I think this function from my music player illustrates that signed <-> unsigned conversions can be tricky and I would like suggestions how to make this "idiomatic"...
/// Render an ascii bar graph of size `w` * `h` into `target`
fn print_bars(bars: &[f32], target: &mut [char], w: usize, h: usize) {
const C: [char; 9] = ['█', '▇', '▆', '▅', '▄', '▃', '▂', '▁', ' '];
for x in 0..bars.len() {
let n = (bars[x] * (h as f32 / 5.0)) as i32;
for y in 0..h {
let d = ((h - y) * 8) as i32 - n;
target[x + y * w] = C[d.clamp(0, 8) as usize];
}
}
}
I'd argue that if each of the as casts is actually necessary in order to get the correct output, then this is the idiomatic solution even if it looks noisy.
You could replace the as casts with .into() but that wouldn't really change the overall level of noise.
I don't see any practical uses of into() in this code though, and I was wondering about that.
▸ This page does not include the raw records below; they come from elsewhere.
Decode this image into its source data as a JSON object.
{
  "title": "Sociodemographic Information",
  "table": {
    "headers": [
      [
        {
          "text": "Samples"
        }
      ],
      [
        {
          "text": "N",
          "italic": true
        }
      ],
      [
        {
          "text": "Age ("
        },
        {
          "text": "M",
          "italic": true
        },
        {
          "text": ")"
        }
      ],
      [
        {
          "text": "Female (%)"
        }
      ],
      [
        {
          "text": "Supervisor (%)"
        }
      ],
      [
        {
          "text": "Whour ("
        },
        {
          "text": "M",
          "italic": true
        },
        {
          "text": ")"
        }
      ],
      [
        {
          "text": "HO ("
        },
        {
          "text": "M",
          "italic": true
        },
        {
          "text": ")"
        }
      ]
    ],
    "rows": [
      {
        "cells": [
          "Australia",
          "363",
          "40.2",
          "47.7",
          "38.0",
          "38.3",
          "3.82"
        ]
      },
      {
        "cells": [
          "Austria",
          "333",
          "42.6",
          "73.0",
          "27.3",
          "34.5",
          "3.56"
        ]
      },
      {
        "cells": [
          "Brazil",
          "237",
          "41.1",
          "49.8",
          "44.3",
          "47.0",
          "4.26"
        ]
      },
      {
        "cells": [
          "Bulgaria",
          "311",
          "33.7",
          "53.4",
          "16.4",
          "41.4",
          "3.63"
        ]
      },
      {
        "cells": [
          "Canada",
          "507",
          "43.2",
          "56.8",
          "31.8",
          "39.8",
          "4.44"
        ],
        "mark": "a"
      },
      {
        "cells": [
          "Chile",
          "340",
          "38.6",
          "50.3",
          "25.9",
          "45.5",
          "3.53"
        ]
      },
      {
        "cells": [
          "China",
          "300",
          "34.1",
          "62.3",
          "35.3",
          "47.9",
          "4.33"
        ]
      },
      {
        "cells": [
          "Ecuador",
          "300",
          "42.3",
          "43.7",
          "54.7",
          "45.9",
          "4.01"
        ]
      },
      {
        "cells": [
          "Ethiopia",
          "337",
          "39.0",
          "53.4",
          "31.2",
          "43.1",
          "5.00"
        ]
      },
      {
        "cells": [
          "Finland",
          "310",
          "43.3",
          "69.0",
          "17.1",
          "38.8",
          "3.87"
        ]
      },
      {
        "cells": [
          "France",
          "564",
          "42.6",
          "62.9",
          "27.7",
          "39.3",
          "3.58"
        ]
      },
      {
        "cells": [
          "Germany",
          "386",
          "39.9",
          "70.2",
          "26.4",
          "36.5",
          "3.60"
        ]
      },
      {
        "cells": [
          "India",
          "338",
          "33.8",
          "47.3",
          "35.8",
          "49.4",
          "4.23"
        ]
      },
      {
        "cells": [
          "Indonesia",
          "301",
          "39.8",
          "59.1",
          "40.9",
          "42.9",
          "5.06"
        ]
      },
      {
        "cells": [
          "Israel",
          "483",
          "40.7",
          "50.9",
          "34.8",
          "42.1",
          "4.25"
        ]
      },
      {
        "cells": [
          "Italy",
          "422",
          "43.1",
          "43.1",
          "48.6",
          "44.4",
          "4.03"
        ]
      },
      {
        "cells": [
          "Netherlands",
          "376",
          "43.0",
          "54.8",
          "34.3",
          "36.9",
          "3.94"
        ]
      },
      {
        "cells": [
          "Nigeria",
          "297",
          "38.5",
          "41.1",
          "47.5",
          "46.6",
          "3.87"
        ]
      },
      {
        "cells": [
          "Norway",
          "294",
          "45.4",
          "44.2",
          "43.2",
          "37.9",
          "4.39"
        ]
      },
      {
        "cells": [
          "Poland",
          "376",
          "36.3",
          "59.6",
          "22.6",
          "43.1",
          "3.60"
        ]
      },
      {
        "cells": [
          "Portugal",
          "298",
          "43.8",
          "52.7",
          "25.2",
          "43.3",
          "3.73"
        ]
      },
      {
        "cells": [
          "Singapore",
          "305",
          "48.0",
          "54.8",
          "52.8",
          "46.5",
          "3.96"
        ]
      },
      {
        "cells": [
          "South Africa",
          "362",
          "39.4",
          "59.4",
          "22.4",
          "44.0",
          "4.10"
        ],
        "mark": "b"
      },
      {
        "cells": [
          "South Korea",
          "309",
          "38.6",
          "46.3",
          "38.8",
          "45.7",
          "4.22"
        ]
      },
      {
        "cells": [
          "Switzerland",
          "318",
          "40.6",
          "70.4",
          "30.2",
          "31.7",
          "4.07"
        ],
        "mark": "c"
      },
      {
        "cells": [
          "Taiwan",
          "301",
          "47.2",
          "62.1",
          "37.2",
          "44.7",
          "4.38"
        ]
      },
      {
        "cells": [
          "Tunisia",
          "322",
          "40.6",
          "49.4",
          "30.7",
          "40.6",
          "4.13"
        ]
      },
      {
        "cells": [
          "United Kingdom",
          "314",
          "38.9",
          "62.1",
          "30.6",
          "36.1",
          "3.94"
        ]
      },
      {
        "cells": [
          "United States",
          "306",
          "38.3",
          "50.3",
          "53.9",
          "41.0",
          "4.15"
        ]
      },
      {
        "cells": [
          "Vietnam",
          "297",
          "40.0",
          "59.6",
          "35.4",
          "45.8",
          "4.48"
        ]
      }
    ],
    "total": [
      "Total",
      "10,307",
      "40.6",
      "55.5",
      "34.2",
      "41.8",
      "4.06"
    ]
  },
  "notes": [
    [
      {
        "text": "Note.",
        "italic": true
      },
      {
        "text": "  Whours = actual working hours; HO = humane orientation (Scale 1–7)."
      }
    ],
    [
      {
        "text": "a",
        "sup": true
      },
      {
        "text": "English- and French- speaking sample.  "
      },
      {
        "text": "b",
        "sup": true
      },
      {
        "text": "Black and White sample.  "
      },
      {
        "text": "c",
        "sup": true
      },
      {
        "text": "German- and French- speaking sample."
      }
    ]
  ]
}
My thinking here is that the "dangerous" conversions is signed -> unsigned as it can truncate values so you want to do that as late (and as seldom) as possible,
It doesn't seem to be necessary to use signed numbers here at all. It is really unclear what exactly your code is supposed to be doing, but by guessing the input data based on the magic numbers, you can do this and remove all but one cast:
fn print_bars(bars: &[f32], target: &mut [char], w: usize, h: usize) {
let chars = ['█', '▇', '▆', '▅', '▄', '▃', '▂', '▁', ' '];
for (x, &bar_x) in bars.iter().enumerate() {
let n = (bar_x * (h as f32 / 5.0)) as usize;
for y in 0..h {
let d = (h - y) * 8 - n;
target[x + y * w] = chars[d.clamp(0, 8)];
}
}
}
It is usefully negative, then I clamp it to get the correct character.
Yes, I could replace it with a saturating_sub() (I suppose), didn't know about that method. I am not sure it is an improvement though.